On Fri, 6 Oct 2006, Joachim Breitner wrote:
> I'm currently volunteering at a college in Ghana to introduce Linux. I
> have setup up automatic network installation, and so far this works. But
> I have a problem with the existing windows installation on the computers
> in one classroom: I resize the existing windows partition using
> ntfsresize, but afterwards, windows won't boot any more.
Unfortunately this is a well known problem with __partitioners__, not with
ntfsresize (ntfsresize is independent of the storage type by design to
promote its general use). Please see here more (as the ntfsresize author,
I maintain it):
http://mlf.linux.rulez.org/mlf/ezaz/ntfsresize.html#troubleshoot
> I can access the partition from Linux, I can start the recovery console
> of the Windows CD, but neither fixboot, fixmbr or changing the
Neither fixboot, nor fixmbr can fix broken partition tables.

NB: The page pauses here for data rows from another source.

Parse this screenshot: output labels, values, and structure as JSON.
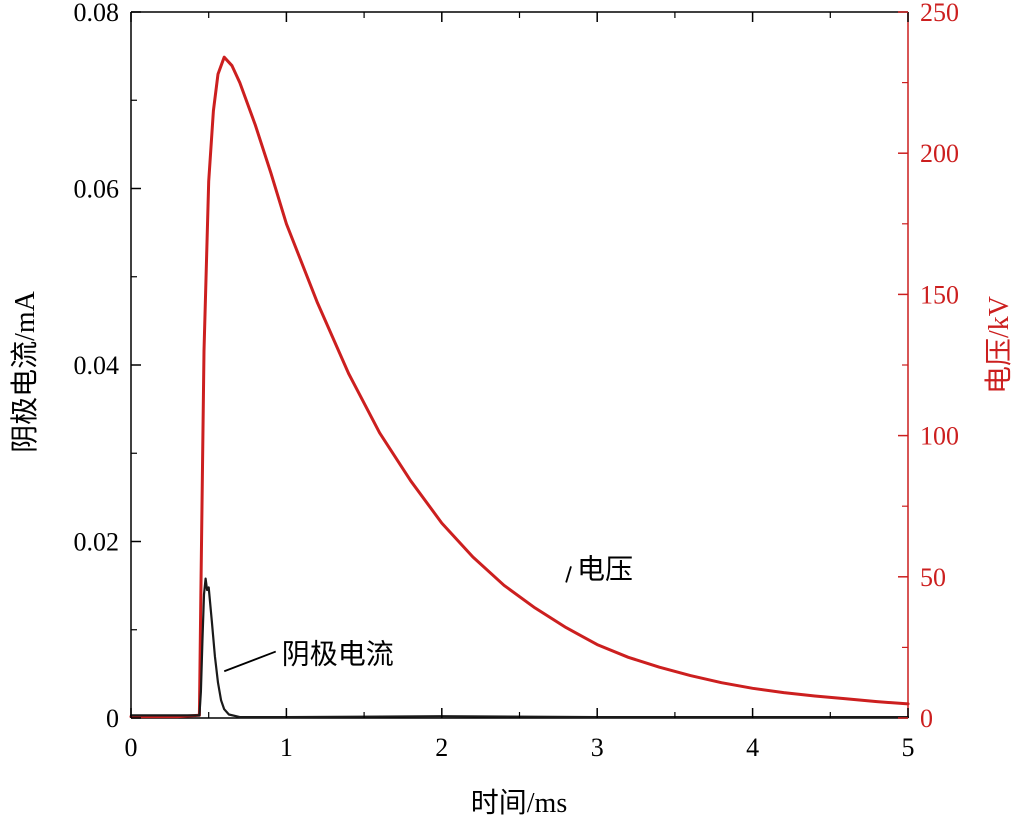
{
  "chart_data": {
    "type": "line",
    "title": "",
    "xlabel": "时间/ms",
    "ylabel_left": "阴极电流/mA",
    "ylabel_right": "电压/kV",
    "xlim": [
      0,
      5
    ],
    "ylim_left": [
      0,
      0.08
    ],
    "ylim_right": [
      0,
      250
    ],
    "x_ticks": [
      "0",
      "1",
      "2",
      "3",
      "4",
      "5"
    ],
    "y_left_ticks": [
      "0",
      "0.02",
      "0.04",
      "0.06",
      "0.08"
    ],
    "y_right_ticks": [
      "0",
      "50",
      "100",
      "150",
      "200",
      "250"
    ],
    "grid": false,
    "colors": {
      "voltage": "#cc1f1f",
      "current": "#1a1a1a",
      "axis_right": "#cc1f1f",
      "axis_left": "#000000"
    },
    "series": [
      {
        "name": "电压",
        "axis": "right",
        "x": [
          0,
          0.3,
          0.44,
          0.45,
          0.47,
          0.5,
          0.53,
          0.56,
          0.6,
          0.65,
          0.7,
          0.8,
          0.9,
          1.0,
          1.2,
          1.4,
          1.6,
          1.8,
          2.0,
          2.2,
          2.4,
          2.6,
          2.8,
          3.0,
          3.2,
          3.4,
          3.6,
          3.8,
          4.0,
          4.2,
          4.4,
          4.6,
          4.8,
          5.0
        ],
        "values": [
          0.5,
          0.5,
          1,
          45,
          130,
          190,
          215,
          228,
          234,
          231,
          225,
          210,
          193,
          175,
          147,
          122,
          101,
          84,
          69,
          57,
          47,
          39,
          32,
          26,
          21.5,
          18,
          15,
          12.5,
          10.5,
          9,
          7.8,
          6.8,
          5.8,
          5
        ]
      },
      {
        "name": "阴极电流",
        "axis": "left",
        "x": [
          0,
          0.44,
          0.45,
          0.46,
          0.47,
          0.48,
          0.49,
          0.5,
          0.52,
          0.54,
          0.56,
          0.58,
          0.6,
          0.63,
          0.7,
          1.0,
          2.0,
          3.0,
          4.0,
          5.0
        ],
        "values": [
          0.0003,
          0.0003,
          0.003,
          0.009,
          0.014,
          0.0158,
          0.0145,
          0.0148,
          0.011,
          0.007,
          0.004,
          0.002,
          0.001,
          0.0004,
          0.0001,
          0.0001,
          0.0002,
          0.0001,
          0.0001,
          0.0001
        ]
      }
    ],
    "annotations": [
      {
        "text": "电压",
        "x": 2.87,
        "y_right": 53,
        "target_x": 2.8,
        "target_y_right": 48
      },
      {
        "text": "阴极电流",
        "x": 0.97,
        "y_left": 0.0073,
        "target_x": 0.6,
        "target_y_left": 0.0053
      }
    ]
  }
}
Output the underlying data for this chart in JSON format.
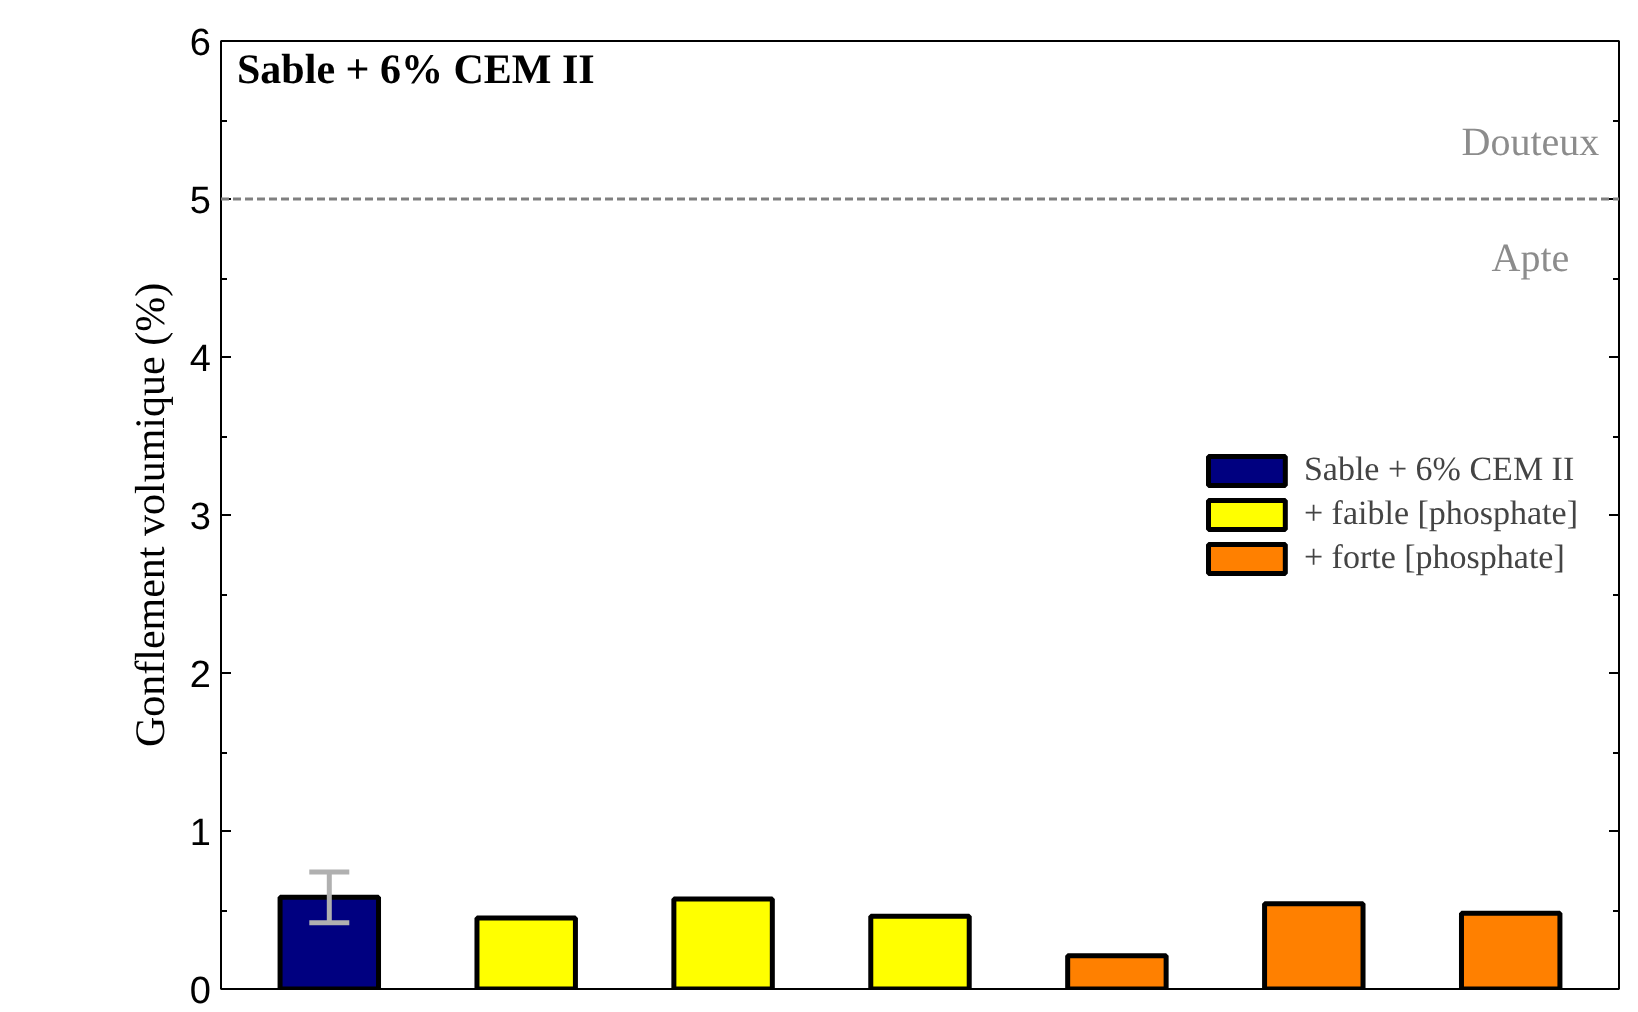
{
  "chart_data": {
    "type": "bar",
    "title": "Sable + 6% CEM II",
    "ylabel": "Gonflement volumique (%)",
    "categories": [
      null,
      null,
      null,
      null,
      null,
      null,
      null
    ],
    "series": [
      {
        "name": "Sable + 6% CEM II",
        "color": "#000080",
        "values": [
          0.58,
          null,
          null,
          null,
          null,
          null,
          null
        ],
        "errors": [
          0.16,
          null,
          null,
          null,
          null,
          null,
          null
        ]
      },
      {
        "name": "+ faible [phosphate]",
        "color": "#ffff00",
        "values": [
          null,
          0.45,
          0.57,
          0.46,
          null,
          null,
          null
        ]
      },
      {
        "name": "+ forte [phosphate]",
        "color": "#ff8000",
        "values": [
          null,
          null,
          null,
          null,
          0.21,
          0.54,
          0.48
        ]
      }
    ],
    "ylim": [
      0,
      6
    ],
    "yticks": [
      0,
      1,
      2,
      3,
      4,
      5,
      6
    ],
    "grid": false,
    "legend": "right",
    "tick_labels": "y",
    "ref_lines": [
      {
        "axis": "y",
        "value": 5,
        "color": "#808080",
        "line_style": "dashed"
      }
    ],
    "annotations": [
      "Douteux",
      "Apte"
    ]
  }
}
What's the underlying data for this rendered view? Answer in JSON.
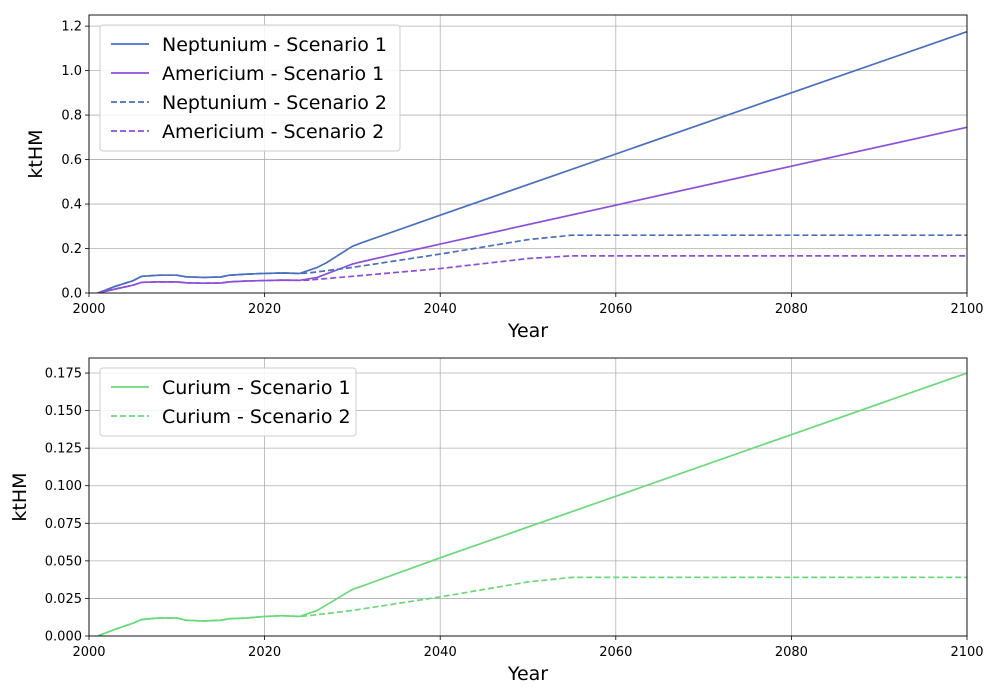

Only a
partitoner could like parted, fdisk, cfdisk. Unfortunately their partition
table generation is very random and sometimes broken. You must set the
geometry in the partition table in the way the Windows boot process expects
it to be, that is the legacy BIOS values (you can get it via EDD).
You may check out the Unattended project for more who are doing similar
things as you and had the same problem.